Valle del Giovenco Birindelli: una società come un reality show

L’ex terzino della Juventus: accettai la loro proposta perché avevamo l’accordo di avviare una scuola calcio

AVEZZANO. I tifosi juventini lo hanno nel cuore per anni di militanza da “soldatino” e per il cross che nella stagione 2002/2003 permise a Zalayeta di segnare e alla Juve di espugnare il campo del Barcellona in Champions League.

Più recentemente è grazie a lui se il calcio italiano ha vissuto un momento alto di etica sportiva, quando ha ritirato la squadra giovanile del Pisa dal campo a causa di intemperanze sugli spalti tra genitori.

Per uno così trovare il suo nome accostato, senza alcuna responsabilità personale, ai fondi neri di Finmeccanica e ai borsoni pieni di soldi che viaggiavano in direzione Svizzera non deve essere una grande soddisfazione.

Quello di Alessandro Birindelli è stato uno degli ingaggi più costosi della Valle del Giovenco targata Vincenzo Angeloni.

Che ricordi ha della sua militanza nella Valle del Giovenco?

«È stata una bruttissima esperienza, ero andato nella Marsica per poter avviare un progetto per una scuola calcio e un centro sportivo polifunzionale. Mi sono sentito abbastanza preso in giro e qui chiudo perché altrimenti non so cos’altro potrei dire. Cerco di prendere quell'esperienza come un bagaglio da portarmi dietro e che sicuramente mi servirà per le mie scelte future: prima di accettare delle proposte dovrò stare più attento».

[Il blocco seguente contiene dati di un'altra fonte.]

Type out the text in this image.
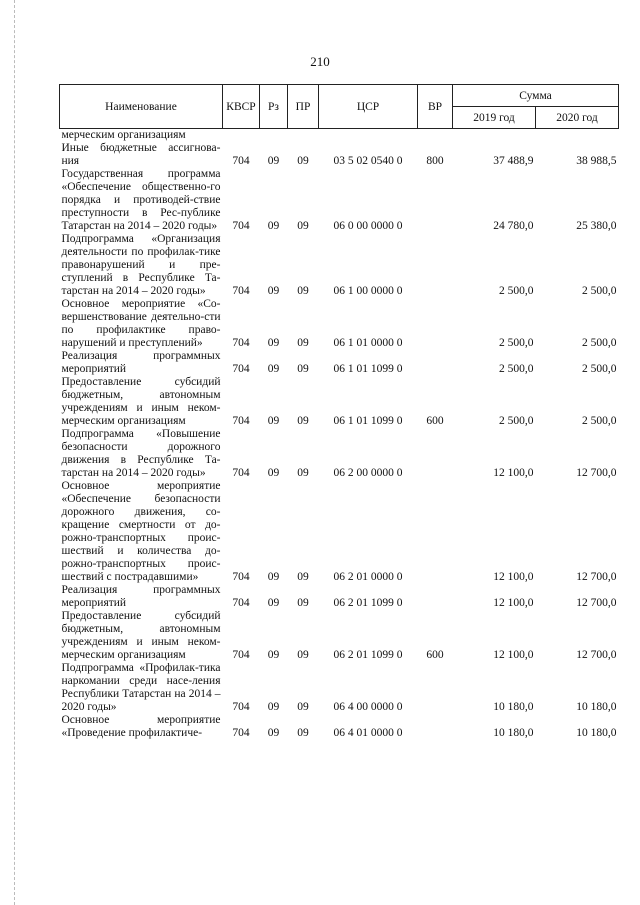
210
Наименование	КВСР	Рз	ПР	ЦСР	ВР	Сумма	
						2019 год	2020 год
мерческим организациям							
Иные бюджетные ассигнова-ния	704	09	09	03 5 02 0540 0	800	37 488,9	38 988,5
Государственная программа «Обеспечение общественно-го порядка и противодей-ствие преступности в Рес-публике Татарстан на 2014 – 2020 годы»	704	09	09	06 0 00 0000 0		24 780,0	25 380,0
Подпрограмма «Организация деятельности по профилак-тике правонарушений и пре-ступлений в Республике Та-тарстан на 2014 – 2020 годы»	704	09	09	06 1 00 0000 0		2 500,0	2 500,0
Основное мероприятие «Со-вершенствование деятельно-сти по профилактике право-нарушений и преступлений»	704	09	09	06 1 01 0000 0		2 500,0	2 500,0
Реализация программных мероприятий	704	09	09	06 1 01 1099 0		2 500,0	2 500,0
Предоставление субсидий бюджетным, автономным учреждениям и иным неком-мерческим организациям	704	09	09	06 1 01 1099 0	600	2 500,0	2 500,0
Подпрограмма «Повышение безопасности дорожного движения в Республике Та-тарстан на 2014 – 2020 годы»	704	09	09	06 2 00 0000 0		12 100,0	12 700,0
Основное мероприятие «Обеспечение безопасности дорожного движения, со-кращение смертности от до-рожно-транспортных проис-шествий и количества до-рожно-транспортных проис-шествий с пострадавшими»	704	09	09	06 2 01 0000 0		12 100,0	12 700,0
Реализация программных мероприятий	704	09	09	06 2 01 1099 0		12 100,0	12 700,0
Предоставление субсидий бюджетным, автономным учреждениям и иным неком-мерческим организациям	704	09	09	06 2 01 1099 0	600	12 100,0	12 700,0
Подпрограмма «Профилак-тика наркомании среди насе-ления Республики Татарстан на 2014 – 2020 годы»	704	09	09	06 4 00 0000 0		10 180,0	10 180,0
Основное мероприятие «Проведение профилактиче-	704	09	09	06 4 01 0000 0		10 180,0	10 180,0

Nessun segnale che ci fosse qualcosa di marcio dietro?

«Quando ho accettato non c'era nulla che facesse presagire quello che poi sarebbe accaduto. Io quelle persone le ho conosciute e dopo sei mesi pensavo di essere stato catapultato in una specie di reality show. Tutto un altro scenario rispetto a quello che immaginavo».

Che conseguenze ha avuto?

«Quell’esperienza mi ha segnato e mi ha fatto decidere di cessare l'attività agonistica. Mi ha lasciato l'amaro in bocca, Per chi ama lo sport è così. Se uno non ha vissuto quell'esperienza lì non può capire fino in fondo. Loro, i dirigenti, fino all'ultima ora dell'ultimo giorno hanno fatto in modo e maniera che sembrasse un momento passeggero di una situazione che invece ormai era segnata. Vedevamo che c'erano problemi, ma non fino a quel punto».

Che idea si è fatta del mondo del calcio e degli affari, soprattutto nel settore giovanile, dove si superano i limiti per costruire un campione?

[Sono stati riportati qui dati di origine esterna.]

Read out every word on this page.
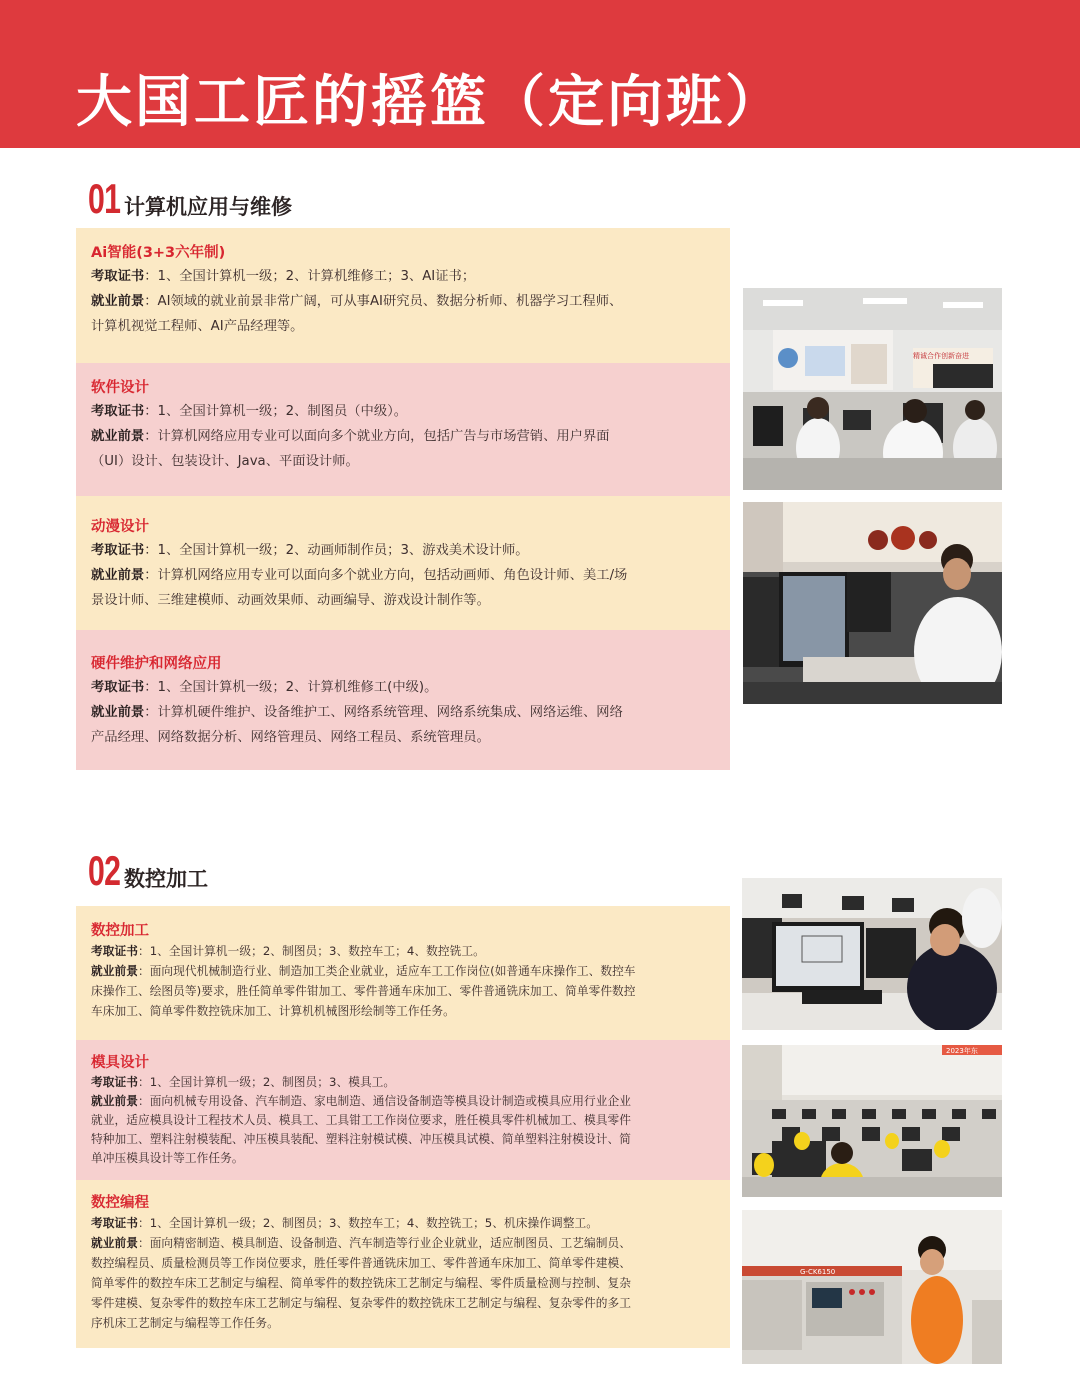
大国工匠的摇篮（定向班）
01 计算机应用与维修
Ai智能(3+3六年制)
考取证书：1、全国计算机一级；2、计算机维修工；3、AI证书；
就业前景：AI领域的就业前景非常广阔，可从事AI研究员、数据分析师、机器学习工程师、
计算机视觉工程师、AI产品经理等。
软件设计
考取证书：1、全国计算机一级；2、制图员（中级）。
就业前景：计算机网络应用专业可以面向多个就业方向，包括广告与市场营销、用户界面
（UI）设计、包装设计、Java、平面设计师。
动漫设计
考取证书：1、全国计算机一级；2、动画师制作员；3、游戏美术设计师。
就业前景：计算机网络应用专业可以面向多个就业方向，包括动画师、角色设计师、美工/场
景设计师、三维建模师、动画效果师、动画编导、游戏设计制作等。
硬件维护和网络应用
考取证书：1、全国计算机一级；2、计算机维修工(中级)。
就业前景：计算机硬件维护、设备维护工、网络系统管理、网络系统集成、网络运维、网络
产品经理、网络数据分析、网络管理员、网络工程员、系统管理员。
02 数控加工
数控加工
考取证书：1、全国计算机一级；2、制图员；3、数控车工；4、数控铣工。
就业前景：面向现代机械制造行业、制造加工类企业就业，适应车工工作岗位(如普通车床操作工、数控车
床操作工、绘图员等)要求，胜任简单零件钳加工、零件普通车床加工、零件普通铣床加工、简单零件数控
车床加工、简单零件数控铣床加工、计算机机械图形绘制等工作任务。
模具设计
考取证书：1、全国计算机一级；2、制图员；3、模具工。
就业前景：面向机械专用设备、汽车制造、家电制造、通信设备制造等模具设计制造或模具应用行业企业
就业，适应模具设计工程技术人员、模具工、工具钳工工作岗位要求，胜任模具零件机械加工、模具零件
特种加工、塑料注射模装配、冲压模具装配、塑料注射模试模、冲压模具试模、简单塑料注射模设计、简
单冲压模具设计等工作任务。
数控编程
考取证书：1、全国计算机一级；2、制图员；3、数控车工；4、数控铣工；5、机床操作调整工。
就业前景：面向精密制造、模具制造、设备制造、汽车制造等行业企业就业，适应制图员、工艺编制员、
数控编程员、质量检测员等工作岗位要求，胜任零件普通铣床加工、零件普通车床加工、简单零件建模、
简单零件的数控车床工艺制定与编程、简单零件的数控铣床工艺制定与编程、零件质量检测与控制、复杂
零件建模、复杂零件的数控车床工艺制定与编程、复杂零件的数控铣床工艺制定与编程、复杂零件的多工
序机床工艺制定与编程等工作任务。
精诚合作创新奋进
2023年东
G-CK6150
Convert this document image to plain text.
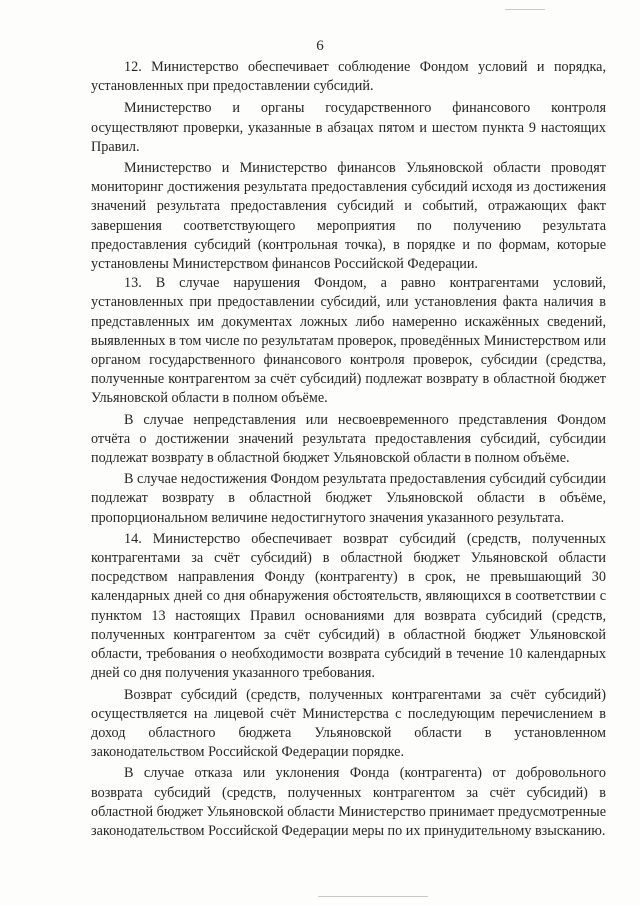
6

12. Министерство обеспечивает соблюдение Фондом условий и порядка, установленных при предоставлении субсидий.

Министерство и органы государственного финансового контроля осуществляют проверки, указанные в абзацах пятом и шестом пункта 9 настоящих Правил.

Министерство и Министерство финансов Ульяновской области проводят мониторинг достижения результата предоставления субсидий исходя из достижения значений результата предоставления субсидий и событий, отражающих факт завершения соответствующего мероприятия по получению результата предоставления субсидий (контрольная точка), в порядке и по формам, которые установлены Министерством финансов Российской Федерации.

13. В случае нарушения Фондом, а равно контрагентами условий, установленных при предоставлении субсидий, или установления факта наличия в представленных им документах ложных либо намеренно искажённых сведений, выявленных в том числе по результатам проверок, проведённых Министерством или органом государственного финансового контроля проверок, субсидии (средства, полученные контрагентом за счёт субсидий) подлежат возврату в областной бюджет Ульяновской области в полном объёме.

В случае непредставления или несвоевременного представления Фондом отчёта о достижении значений результата предоставления субсидий, субсидии подлежат возврату в областной бюджет Ульяновской области в полном объёме.

В случае недостижения Фондом результата предоставления субсидий субсидии подлежат возврату в областной бюджет Ульяновской области в объёме, пропорциональном величине недостигнутого значения указанного результата.

14. Министерство обеспечивает возврат субсидий (средств, полученных контрагентами за счёт субсидий) в областной бюджет Ульяновской области посредством направления Фонду (контрагенту) в срок, не превышающий 30 календарных дней со дня обнаружения обстоятельств, являющихся в соответствии с пунктом 13 настоящих Правил основаниями для возврата субсидий (средств, полученных контрагентом за счёт субсидий) в областной бюджет Ульяновской области, требования о необходимости возврата субсидий в течение 10 календарных дней со дня получения указанного требования.

Возврат субсидий (средств, полученных контрагентами за счёт субсидий) осуществляется на лицевой счёт Министерства с последующим перечислением в доход областного бюджета Ульяновской области в установленном законодательством Российской Федерации порядке.

В случае отказа или уклонения Фонда (контрагента) от добровольного возврата субсидий (средств, полученных контрагентом за счёт субсидий) в областной бюджет Ульяновской области Министерство принимает предусмотренные законодательством Российской Федерации меры по их принудительному взысканию.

«Io penso che ci sono due categorie di addetti ai lavori: gli educatori e gli istruttori da un lato, gli allenatori dall’altro. Purtroppo, nelle scuole calcio ci sono troppi allenatori che non riescono a far carriera con gli adulti e vogliono adattare le stesse regole con i piccoli. È un metodo che non va bene per i ragazzi, i quali devono imparare la cultura sportiva, le regole, i valori che non ci sono più. Attraverso quei valori si riesce a creare per loro una vita futura. Altrimenti, si vede la mancanza di rispetto nei campi di calcio e nella vita normale. Se non avranno spunti positivi nella loro crescita come si può pensare che nella loro vita adulta possano avere e trasmettere dei valori? Ci vuole più sinergia tra sport, scuole e genitori, le tre figure che hanno a che fare con il ragazzo. Io voglio conoscere anche il suo rendimento scolastico e so come pormi nei suoi confronti. Non posso farlo se non conosco la sua crescita e maturazione. Io, questo rapporto credo che debba andare di pari passo».

Che mondo del calcio è quello di oggi se un allenatore come lei che ha il coraggio di ritirare una squadra, viene addirittura punito?

«Io, grazie a Dio, ho fatto il mestiere che mi piaceva fare, mi ha dato tantissime soddisfazioni e sono libero di portare avanti il mio pensiero. Cerco di intervenire per migliorare qualcosa, ma se tutti facciamo proclami senza impegnarci negli atti pratici non cambieremo mai. Se c'è un’iniziativa da premiare, incredibilmente vengo punito. Eppure, il campionato ha una denominazione chiara: fair play. Delle due l’una: o si dimostra il fair play oppure non si spendono parole di questo tipo. Forse ci si dovrebbe fermare per capire se si è sbagliato oppure no. Io amo il calcio e siccome mi ha dato tutto è giusto che restituisca quello che posso».